Head coach Pete Carroll has begun his offseason education program with Russell Wilson, hoping to take the Seahawks quarterback's game to the next level.

Statistically, 2015 was the best season of Russell Wilson's young career, as the Seahawks quarterback led the NFL in passer rating (110.1) and set franchise records for passing yards (4,024), completion percentage (68.1), and touchdowns (34).

But for as good as Wilson was this past year, and for how much he's accomplished through his four seasons in the Pacific Northwest, a run that's included a Super Bowl championship, two NFC titles, and four Pro Bowl nods, Pete Carroll thinks the 27-year-old signal caller can be even better.

That was the word from the Seahawks head coach after his team's playoff loss to the Carolina Panthers this past January, when Carroll said he planned to "go to school" with Wilson and free safety Earl Thomas this offseason in an effort to help each player better understand the inner workings of the opposite side of the football.

At this past Thursday's set of Organized Team Activities, the offseason education program came up in a pair of post-practice interviews with Wilson and Carroll, who said he's met with his quarterback "a number of times" since the end of last year in an attempt to "broaden his outlook on football" by helping Wilson "understand things that he hasn't had to pay attention to in the past."

"Little things—scheme-wise on defense, teaching him the difference between a 3-4 and a 4-3 [front] from the defensive perspective," Carroll said. "Just stuff so he'll come to appreciate things. He hasn't really had to know that, you know. And there's lot of stuff like that – some little things that can broaden his look and scope of what's going on on the ball."

At this point of the offseason, when the NFL's collective bargaining agreement limits the amount of time players can spend with coaches, Wilson said he and his head coach have tried to meet for short 25-minute sessions where they go over different types of defensive philosophies, looks, and what each look aims to achieve. "The more knowledge the better," as Wilson put it.
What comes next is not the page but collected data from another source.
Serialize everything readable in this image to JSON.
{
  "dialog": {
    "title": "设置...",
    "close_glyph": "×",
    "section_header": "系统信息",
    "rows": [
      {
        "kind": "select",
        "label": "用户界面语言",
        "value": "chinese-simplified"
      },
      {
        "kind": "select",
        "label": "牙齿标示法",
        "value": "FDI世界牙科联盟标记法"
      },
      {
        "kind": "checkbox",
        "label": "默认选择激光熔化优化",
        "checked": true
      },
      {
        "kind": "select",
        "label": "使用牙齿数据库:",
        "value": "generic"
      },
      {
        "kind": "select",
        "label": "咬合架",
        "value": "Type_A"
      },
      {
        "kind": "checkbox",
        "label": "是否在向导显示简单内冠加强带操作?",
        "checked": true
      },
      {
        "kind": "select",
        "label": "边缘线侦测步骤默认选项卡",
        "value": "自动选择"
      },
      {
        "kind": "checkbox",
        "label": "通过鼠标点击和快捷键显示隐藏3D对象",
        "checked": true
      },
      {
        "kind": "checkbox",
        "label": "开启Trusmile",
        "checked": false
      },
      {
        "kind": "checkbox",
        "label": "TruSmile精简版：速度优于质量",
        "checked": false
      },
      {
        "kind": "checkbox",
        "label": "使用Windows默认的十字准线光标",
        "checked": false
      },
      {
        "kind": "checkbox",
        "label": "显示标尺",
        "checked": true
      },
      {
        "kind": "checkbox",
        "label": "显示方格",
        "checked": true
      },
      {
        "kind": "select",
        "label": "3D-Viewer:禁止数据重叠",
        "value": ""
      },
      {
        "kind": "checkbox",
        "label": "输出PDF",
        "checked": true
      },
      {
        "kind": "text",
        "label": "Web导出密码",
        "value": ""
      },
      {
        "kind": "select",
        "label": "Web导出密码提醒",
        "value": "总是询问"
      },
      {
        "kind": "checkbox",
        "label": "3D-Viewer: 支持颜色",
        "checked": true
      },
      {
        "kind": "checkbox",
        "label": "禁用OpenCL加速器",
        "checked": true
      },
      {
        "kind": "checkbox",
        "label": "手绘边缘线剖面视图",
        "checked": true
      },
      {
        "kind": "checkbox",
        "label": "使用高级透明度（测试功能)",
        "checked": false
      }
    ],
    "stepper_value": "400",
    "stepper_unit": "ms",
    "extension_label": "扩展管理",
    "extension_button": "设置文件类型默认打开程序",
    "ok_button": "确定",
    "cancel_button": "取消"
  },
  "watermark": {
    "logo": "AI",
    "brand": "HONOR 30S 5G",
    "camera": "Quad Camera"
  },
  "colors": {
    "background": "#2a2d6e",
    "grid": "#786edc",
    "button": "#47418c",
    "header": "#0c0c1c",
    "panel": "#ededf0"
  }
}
"I think I've always tried to look at what's the defense's concepts, what are they trying to do, because it gives you kind of an added advantage of what their weakness is and what their strength is as a defense," Wilson said. "That's really just continuing that. It's nothing new, it's something that you continue on, continue to learn, and continue to build on as you go.

"That's the great part about it. I've got one of the greatest jobs in the world in my opinion, so I get to study as much as I can, learn as much as I can in terms of that, in terms of football and just the game. Then you put that into playing quarterback as well, it gives you an added advantage."

The Seahawks held the third of nine Organized Team Activities (OTAs) on Thursday, May 26 at Renton's Virginia Mason Athletic Center.